L’édito de La Tribune (07/02/2011)

Tout était fait pour faire le maximum de victimes. De désordres aussi. Au total trois tonnes d’explosifs. En plus d’armes individuelles destructrices.

 

Chaque voiture pouvait faire des dégâts à plus d’un kilomètre à la ronde. Imaginons le désastre évité… un peu par chance.

Trois voitures sont passées par la frontière du sud-est alors qu’elles étaient repérées dès leur point de départ. Deux d’entre elles – au moins – ont traversé huit régions du pays : les deux Hodhs, l’Assaba, le Guidimakha, le Gorgol, le Brakna et le Trarza avant d’arriver sur le territoire du district de Nouakchott. La troisième voiture est repartie (visiblement) vers sa base. Deux des éléments armés ont fait cinq jours de cavale dans une zone très peuplée (Trarza). Il y a lieu de se poser des questions. De chercher des réponses à ces questions. D’en tirer les conclusions.

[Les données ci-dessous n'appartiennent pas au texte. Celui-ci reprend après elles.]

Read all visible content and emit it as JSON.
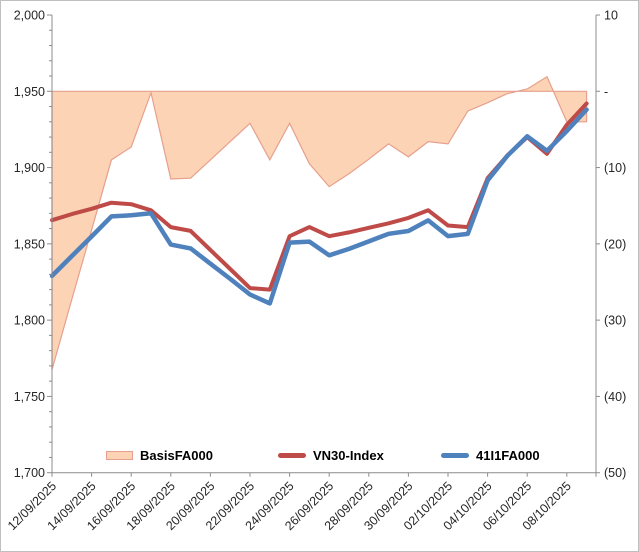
{
  "chart_data": {
    "type": "combo-line-area",
    "categories": [
      "12/09/2025",
      "13/09/2025",
      "14/09/2025",
      "15/09/2025",
      "16/09/2025",
      "17/09/2025",
      "18/09/2025",
      "19/09/2025",
      "20/09/2025",
      "21/09/2025",
      "22/09/2025",
      "23/09/2025",
      "24/09/2025",
      "25/09/2025",
      "26/09/2025",
      "27/09/2025",
      "28/09/2025",
      "29/09/2025",
      "30/09/2025",
      "01/10/2025",
      "02/10/2025",
      "03/10/2025",
      "04/10/2025",
      "05/10/2025",
      "06/10/2025",
      "07/10/2025",
      "08/10/2025",
      "09/10/2025"
    ],
    "x_label_every": 2,
    "series": [
      {
        "name": "BasisFA000",
        "type": "area",
        "axis": "right",
        "values": [
          -36.5,
          -27.3,
          -18.2,
          -9,
          -7.3,
          -0.2,
          -11.5,
          -11.4,
          -9,
          -6.6,
          -4.2,
          -9,
          -4.2,
          -9.5,
          -12.5,
          -10.8,
          -8.9,
          -6.9,
          -8.6,
          -6.6,
          -6.9,
          -2.6,
          -1.5,
          -0.3,
          0.3,
          1.9,
          -4,
          -4
        ]
      },
      {
        "name": "VN30-Index",
        "type": "line",
        "axis": "left",
        "values": [
          1865.5,
          1869.5,
          1873,
          1877,
          1876,
          1872,
          1861,
          1858.5,
          1846,
          1833.5,
          1821,
          1820,
          1855,
          1861,
          1855,
          1857.5,
          1860.5,
          1863.5,
          1867,
          1872,
          1862,
          1861,
          1893,
          1908,
          1920,
          1909,
          1928,
          1942
        ]
      },
      {
        "name": "41I1FA000",
        "type": "line",
        "axis": "left",
        "values": [
          1829,
          1842,
          1854.8,
          1868,
          1868.7,
          1870,
          1849.5,
          1847,
          1837,
          1827,
          1816.8,
          1811,
          1850.8,
          1851.5,
          1842.5,
          1846.7,
          1851.6,
          1856.6,
          1858.4,
          1865.4,
          1855.1,
          1856.5,
          1891.5,
          1907.7,
          1920.5,
          1911,
          1924,
          1938
        ]
      }
    ],
    "left_axis": {
      "min": 1700,
      "max": 2000,
      "step": 50,
      "minor_step": 10,
      "labels": [
        "2,000",
        "1,950",
        "1,900",
        "1,850",
        "1,800",
        "1,750",
        "1,700"
      ]
    },
    "right_axis": {
      "min": -50,
      "max": 10,
      "step": 10,
      "labels": [
        "10",
        "-",
        "(10)",
        "(20)",
        "(30)",
        "(40)",
        "(50)"
      ],
      "zero_at_left_value": 1950,
      "left_points_per_unit": 5
    },
    "legend": [
      "BasisFA000",
      "VN30-Index",
      "41I1FA000"
    ],
    "colors": {
      "area_fill": "#FCD3B4",
      "area_stroke": "#E6A08D",
      "vn30_line": "#BE4B48",
      "f41i1_line": "#4F81BD",
      "axis_line": "#8C8C8C",
      "label_text": "#262626"
    }
  }
}
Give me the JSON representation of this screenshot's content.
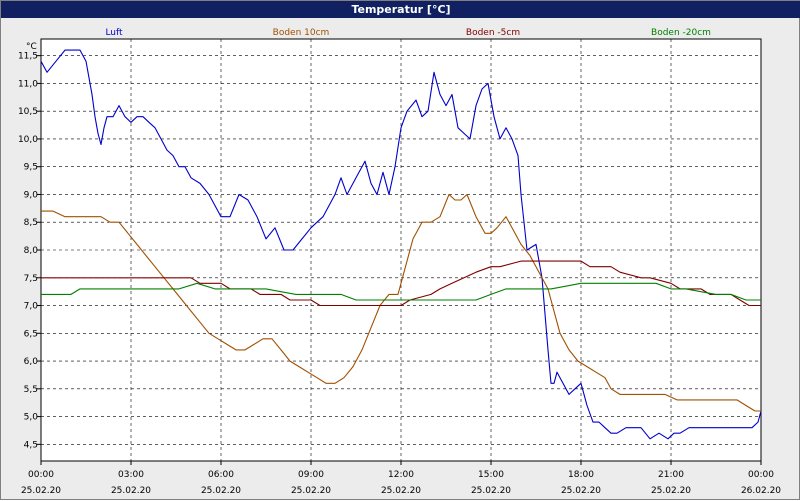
{
  "window": {
    "title": "Temperatur [°C]"
  },
  "colors": {
    "panel": "#ececec",
    "plot_bg": "#ffffff",
    "title_bar": "#102060",
    "grid": "#000000"
  },
  "chart_data": {
    "type": "line",
    "title": "Temperatur [°C]",
    "ylabel": "°C",
    "xlabel": "",
    "ylim": [
      4.2,
      11.8
    ],
    "xlim": [
      0,
      24
    ],
    "grid": true,
    "legend_position": "top",
    "y_ticks": [
      "4,5",
      "5,0",
      "5,5",
      "6,0",
      "6,5",
      "7,0",
      "7,5",
      "8,0",
      "8,5",
      "9,0",
      "9,5",
      "10,0",
      "10,5",
      "11,0",
      "11,5"
    ],
    "x_ticks": [
      {
        "time": "00:00",
        "date": "25.02.20"
      },
      {
        "time": "03:00",
        "date": "25.02.20"
      },
      {
        "time": "06:00",
        "date": "25.02.20"
      },
      {
        "time": "09:00",
        "date": "25.02.20"
      },
      {
        "time": "12:00",
        "date": "25.02.20"
      },
      {
        "time": "15:00",
        "date": "25.02.20"
      },
      {
        "time": "18:00",
        "date": "25.02.20"
      },
      {
        "time": "21:00",
        "date": "25.02.20"
      },
      {
        "time": "00:00",
        "date": "26.02.20"
      }
    ],
    "series": [
      {
        "name": "Luft",
        "color": "#0000cc",
        "x": [
          0,
          0.2,
          0.5,
          0.8,
          1.0,
          1.3,
          1.5,
          1.7,
          1.8,
          1.9,
          2.0,
          2.1,
          2.2,
          2.4,
          2.6,
          2.8,
          3.0,
          3.2,
          3.4,
          3.6,
          3.8,
          4.0,
          4.2,
          4.4,
          4.6,
          4.8,
          5.0,
          5.3,
          5.6,
          5.8,
          6.0,
          6.3,
          6.6,
          6.9,
          7.2,
          7.5,
          7.8,
          8.1,
          8.4,
          8.7,
          9.0,
          9.2,
          9.4,
          9.6,
          9.8,
          10.0,
          10.2,
          10.5,
          10.8,
          11.0,
          11.2,
          11.4,
          11.6,
          11.8,
          12.0,
          12.2,
          12.5,
          12.7,
          12.9,
          13.1,
          13.3,
          13.5,
          13.7,
          13.9,
          14.1,
          14.3,
          14.5,
          14.7,
          14.9,
          15.1,
          15.3,
          15.5,
          15.7,
          15.9,
          16.0,
          16.2,
          16.5,
          16.7,
          16.9,
          17.0,
          17.1,
          17.2,
          17.4,
          17.6,
          17.8,
          18.0,
          18.2,
          18.4,
          18.6,
          18.8,
          19.0,
          19.2,
          19.5,
          19.8,
          20.0,
          20.3,
          20.6,
          20.9,
          21.1,
          21.3,
          21.6,
          21.9,
          22.2,
          22.5,
          22.8,
          23.1,
          23.4,
          23.7,
          23.9,
          24.0
        ],
        "y": [
          11.4,
          11.2,
          11.4,
          11.6,
          11.6,
          11.6,
          11.4,
          10.8,
          10.4,
          10.1,
          9.9,
          10.2,
          10.4,
          10.4,
          10.6,
          10.4,
          10.3,
          10.4,
          10.4,
          10.3,
          10.2,
          10.0,
          9.8,
          9.7,
          9.5,
          9.5,
          9.3,
          9.2,
          9.0,
          8.8,
          8.6,
          8.6,
          9.0,
          8.9,
          8.6,
          8.2,
          8.4,
          8.0,
          8.0,
          8.2,
          8.4,
          8.5,
          8.6,
          8.8,
          9.0,
          9.3,
          9.0,
          9.3,
          9.6,
          9.2,
          9.0,
          9.4,
          9.0,
          9.5,
          10.2,
          10.5,
          10.7,
          10.4,
          10.5,
          11.2,
          10.8,
          10.6,
          10.8,
          10.2,
          10.1,
          10.0,
          10.6,
          10.9,
          11.0,
          10.4,
          10.0,
          10.2,
          10.0,
          9.7,
          9.0,
          8.0,
          8.1,
          7.5,
          6.2,
          5.6,
          5.6,
          5.8,
          5.6,
          5.4,
          5.5,
          5.6,
          5.2,
          4.9,
          4.9,
          4.8,
          4.7,
          4.7,
          4.8,
          4.8,
          4.8,
          4.6,
          4.7,
          4.6,
          4.7,
          4.7,
          4.8,
          4.8,
          4.8,
          4.8,
          4.8,
          4.8,
          4.8,
          4.8,
          4.9,
          5.1
        ]
      },
      {
        "name": "Boden 10cm",
        "color": "#a05000",
        "x": [
          0,
          0.4,
          0.8,
          1.2,
          1.6,
          2.0,
          2.3,
          2.6,
          2.9,
          3.2,
          3.5,
          3.8,
          4.1,
          4.4,
          4.7,
          5.0,
          5.3,
          5.6,
          5.9,
          6.2,
          6.5,
          6.8,
          7.1,
          7.4,
          7.7,
          8.0,
          8.3,
          8.6,
          8.9,
          9.2,
          9.5,
          9.8,
          10.1,
          10.4,
          10.7,
          11.0,
          11.3,
          11.6,
          11.9,
          12.1,
          12.4,
          12.7,
          13.0,
          13.3,
          13.6,
          13.8,
          14.0,
          14.2,
          14.5,
          14.8,
          15.0,
          15.2,
          15.5,
          15.8,
          16.0,
          16.3,
          16.6,
          16.9,
          17.1,
          17.3,
          17.6,
          17.9,
          18.2,
          18.5,
          18.8,
          19.0,
          19.3,
          19.6,
          20.0,
          20.4,
          20.8,
          21.2,
          21.6,
          22.0,
          22.4,
          22.8,
          23.2,
          23.5,
          23.8,
          24.0
        ],
        "y": [
          8.7,
          8.7,
          8.6,
          8.6,
          8.6,
          8.6,
          8.5,
          8.5,
          8.3,
          8.1,
          7.9,
          7.7,
          7.5,
          7.3,
          7.1,
          6.9,
          6.7,
          6.5,
          6.4,
          6.3,
          6.2,
          6.2,
          6.3,
          6.4,
          6.4,
          6.2,
          6.0,
          5.9,
          5.8,
          5.7,
          5.6,
          5.6,
          5.7,
          5.9,
          6.2,
          6.6,
          7.0,
          7.2,
          7.2,
          7.6,
          8.2,
          8.5,
          8.5,
          8.6,
          9.0,
          8.9,
          8.9,
          9.0,
          8.6,
          8.3,
          8.3,
          8.4,
          8.6,
          8.3,
          8.1,
          7.9,
          7.6,
          7.3,
          6.9,
          6.5,
          6.2,
          6.0,
          5.9,
          5.8,
          5.7,
          5.5,
          5.4,
          5.4,
          5.4,
          5.4,
          5.4,
          5.3,
          5.3,
          5.3,
          5.3,
          5.3,
          5.3,
          5.2,
          5.1,
          5.1
        ]
      },
      {
        "name": "Boden -5cm",
        "color": "#800000",
        "x": [
          0,
          1,
          2,
          3,
          4,
          5,
          5.3,
          6,
          6.3,
          7,
          7.3,
          8,
          8.3,
          9,
          9.3,
          10,
          10.3,
          11,
          11.3,
          12,
          12.3,
          13,
          13.3,
          13.7,
          14.1,
          14.5,
          15.0,
          15.3,
          16.0,
          16.3,
          17,
          17.3,
          18,
          18.3,
          19,
          19.3,
          20,
          20.3,
          21,
          21.3,
          22,
          22.3,
          23,
          23.3,
          23.6,
          24
        ],
        "y": [
          7.5,
          7.5,
          7.5,
          7.5,
          7.5,
          7.5,
          7.4,
          7.4,
          7.3,
          7.3,
          7.2,
          7.2,
          7.1,
          7.1,
          7.0,
          7.0,
          7.0,
          7.0,
          7.0,
          7.0,
          7.1,
          7.2,
          7.3,
          7.4,
          7.5,
          7.6,
          7.7,
          7.7,
          7.8,
          7.8,
          7.8,
          7.8,
          7.8,
          7.7,
          7.7,
          7.6,
          7.5,
          7.5,
          7.4,
          7.3,
          7.3,
          7.2,
          7.2,
          7.1,
          7.0,
          7.0
        ]
      },
      {
        "name": "Boden -20cm",
        "color": "#008000",
        "x": [
          0,
          1,
          1.3,
          2,
          3,
          4,
          4.6,
          5.2,
          5.8,
          6.5,
          7.5,
          8.5,
          9.5,
          10,
          10.5,
          11.5,
          12.5,
          13.5,
          14.5,
          15.0,
          15.5,
          16.5,
          17.0,
          18,
          19,
          20,
          20.5,
          21,
          21.5,
          22.5,
          23,
          23.5,
          24
        ],
        "y": [
          7.2,
          7.2,
          7.3,
          7.3,
          7.3,
          7.3,
          7.3,
          7.4,
          7.3,
          7.3,
          7.3,
          7.2,
          7.2,
          7.2,
          7.1,
          7.1,
          7.1,
          7.1,
          7.1,
          7.2,
          7.3,
          7.3,
          7.3,
          7.4,
          7.4,
          7.4,
          7.4,
          7.3,
          7.3,
          7.2,
          7.2,
          7.1,
          7.1
        ]
      }
    ]
  }
}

Ce n’est pas la peine d’aller plus loin. L’urgence étant de tirer la sonnette d’alarme, de comprendre qu’il s’agit là d’un avertissement. Que nous payons à moindre prix la guerre qui nous est menée par AQMI, surtout par ceux de nos fils qui ont choisi de rejoindre les camps du nord du Mali.

La Mauritanie a, jusqu’à récemment, été le maillon faible de la chaîne des pays concernés par l’activité du crime organisé. Il faut rappeler ici la situation de 2005, quand, à Lemghayti, le Groupe salafiste de combat et de prédication, le GSPC devenu AQMI, massacrait impunément les nôtres. Ghallawiya, Tourine, Aleg, Nouakchott… AQMI a porté ses efforts sur le pays qui semblait être le plus fragile, le plus vulnérable.

Mais depuis les attaques sanglantes, la Mauritanie a fait d’énormes efforts. L’Armée s’est dotée de moyens pour faire face. D’abord contrôler le territoire national. Ce qui a été fait. Ensuite mettre en place des unités mobiles et bien équipées. Ce qui a été fait. Engager les pays voisins dans l’effort global de lutte contre une activité criminelle transfrontalière. Ce qui a été fait, du moins partiellement avec l’engagement du Mali aux côtés des Mauritaniens.

Depuis les campagnes de juillet et de septembre 2010, les armées maliennes et mauritaniennes pratiquent une tactique de «containment» des éléments terroristes dans le désert du nord. Cela a servi, au moins, à faire changer la peur de camp. Depuis ce sont les terroristes qui se terrent. Et quand ils sortent, c’est pour se faire arrêter ou se faire tuer. Il suffit de voir combien d’entre eux ont été neutralisés en Algérie, au Mali, en Mauritanie depuis l’été dernier.

Les Emirs des katibas semblent avoir décidé de faire payer la Mauritanie. L’effet de l’opération, si elle avait réussi, aurait été dévastateur pour le pouvoir en place certes, mais aussi pour le pays tout entier. Ils ont échoué. Heureusement pour nous. Que vont-ils faire maintenant ?

Il ne faut pas croire qu’ils vont baisser les bras. Une soixantaine de mauritaniens sont toujours de l’autre côté, prêts à se laisser utilisés par leurs commanditaires. La prochaine étape sera celle, non pas des voitures piégées, mais des actions ciblées. Avec notamment des kamikazes lâchés cette fois-ci dans les marchés, les regroupements. Ce sera peut-être des meurtres commandités de personnalités symboliques. Tout peut arriver.

Si la bataille militaire est remportée – même momentanément – par la Mauritanie, celle des renseignements reste à mener. Les pouvoirs publics doivent mettre à profit la présence mauritanienne au nord du Mali. Un nord malien qui reste un prolongement social de notre pays. Des actions ciblées doivent profiter à ces populations fragilisées par l’absence d’activités économiques, y compris le trafic que combattent les Etats malien et mauritanien. Il faut créer une activité génératrice de revenus à la place et ne pas laisser de vide qui puisse profiter à la propagande des terroristes. Passer des pactes avec les populations vivant au bord des frontières, de l’un et l’autre des côtés. Les sensibiliser, les armer éventuellement, les retourner contre les terroristes qui ont empesté leur environnement.

Il faut aussi penser à réactualiser la cartographie de la Mauritanie. Redynamiser les forces de sécurité. Il faut surtout enlever tous ces postes de contrôle sur les routes de Mauritanie. Ils ne servent à rien, sinon à encourager la corruption et à baisser la garde.